I spent an afternoon with some friends, eating cheese, foccacia, sun dried tomatoes and olives, popping open cheap bottles of delicious italian wines and taking in the sun rays; come on now, that's the life. My friend made the comment that her parents sent her an email reminding her that this "fairytale life ends sometime." I mean I think about it all the time, what's to come after playtime's through, but honestly - what the hell? There have been so many "where in the world am I, and how did I get here," moments since I've been abroad that any monotony back home could put me in shock. I feel like I'll need some sort of decompression chamber to safely enter the "real world" without imploding. Real world, this world, real world, this world...why the distinction? What is this mythical realm of the real world I keep being warned of, keep planning for?

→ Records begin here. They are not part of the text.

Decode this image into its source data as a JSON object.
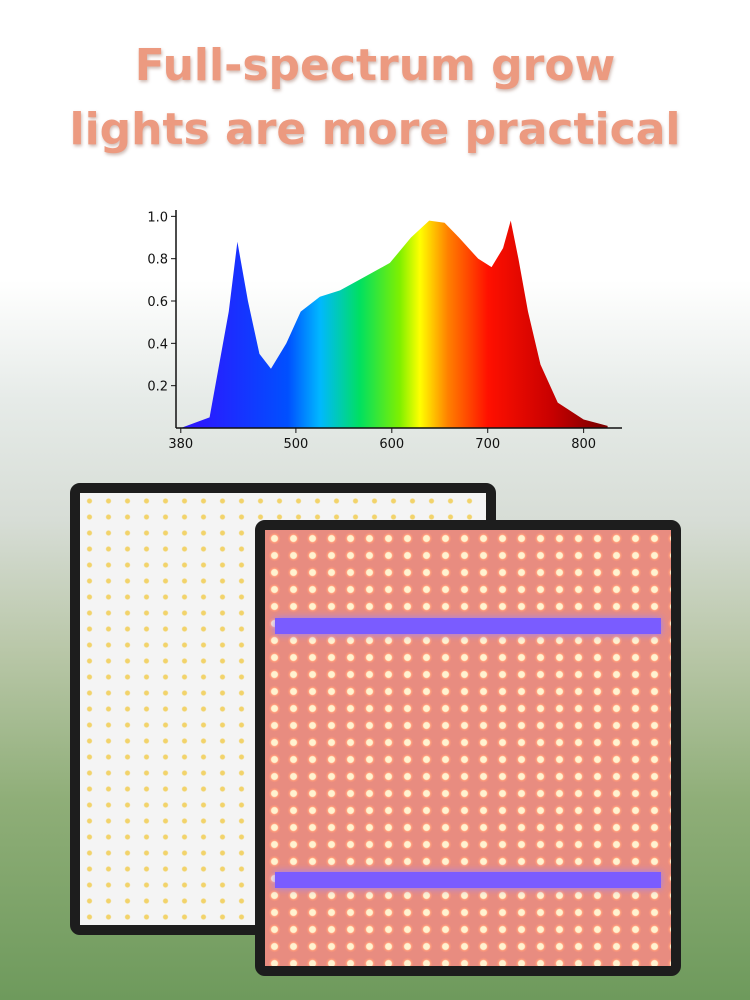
{
  "header": {
    "title_lines": [
      "Full-spectrum grow",
      "lights are more practical"
    ]
  },
  "chart_data": {
    "type": "area",
    "x": [
      380,
      410,
      430,
      439,
      450,
      462,
      474,
      490,
      505,
      525,
      546,
      570,
      598,
      620,
      639,
      655,
      670,
      690,
      704,
      716,
      724,
      732,
      742,
      755,
      773,
      800,
      825
    ],
    "values": [
      0,
      0.05,
      0.55,
      0.88,
      0.6,
      0.35,
      0.28,
      0.4,
      0.55,
      0.62,
      0.65,
      0.71,
      0.78,
      0.9,
      0.98,
      0.97,
      0.9,
      0.8,
      0.76,
      0.85,
      0.98,
      0.8,
      0.55,
      0.3,
      0.12,
      0.04,
      0.01
    ],
    "xlim": [
      375,
      840
    ],
    "ylim": [
      0,
      1.03
    ],
    "xticks": [
      380,
      500,
      600,
      700,
      800
    ],
    "yticks": [
      0.2,
      0.4,
      0.6,
      0.8,
      {
        "value": 1,
        "label": "1.0"
      }
    ]
  }
}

Admittedly, it isn't this life, exactly...weeks spent doing spurts of work but mostly just traveling, goofing off, trying to live up to that "live life to it's fullest" requirement, which is in itself kind of silly after all, isn't it? To think you know? There won't be a bell that goes off, no special measurement to know - oh, shit, this is it - you just feel happy, feel content, and that has to be enough. So then, sitting there in Italy isn't my full time job, I'm lucky and out of the ordinary, but I'm still real. That moment is still real, living...breathing...feeling...what's more real life than that? Shouldn't being in the real world mean being connected to what you're doing? Being in it? Not just cruising along on autopilot, dozing off? John Lennon sang, "life is what happens while you're busy making other plans." I wonder how he defined the real world.
I'm real. I'm alive. Sure, I went on a Tuscan wine tour, learned about Chianti wines at two vineyards (swirling the glass around, a few steps above drinking yellow tail pinot grigio from the bottle in the back of a baltimore cab), saw a Caravaggio exhibit in Rome, drank wine with my friends by the Trevi fountain, sauntered through ancient ruins, sat on a beach and swam in the Adriatic sea, and then fell asleep on a 22 hour bus ride through three countries. So alright, call this a dream if you'd like, I'm okay with that. But even if I'm dreaming, I'm lucid enough to appreciate it. I'm awake in this dream, and so for right now, just this second, this is my real world.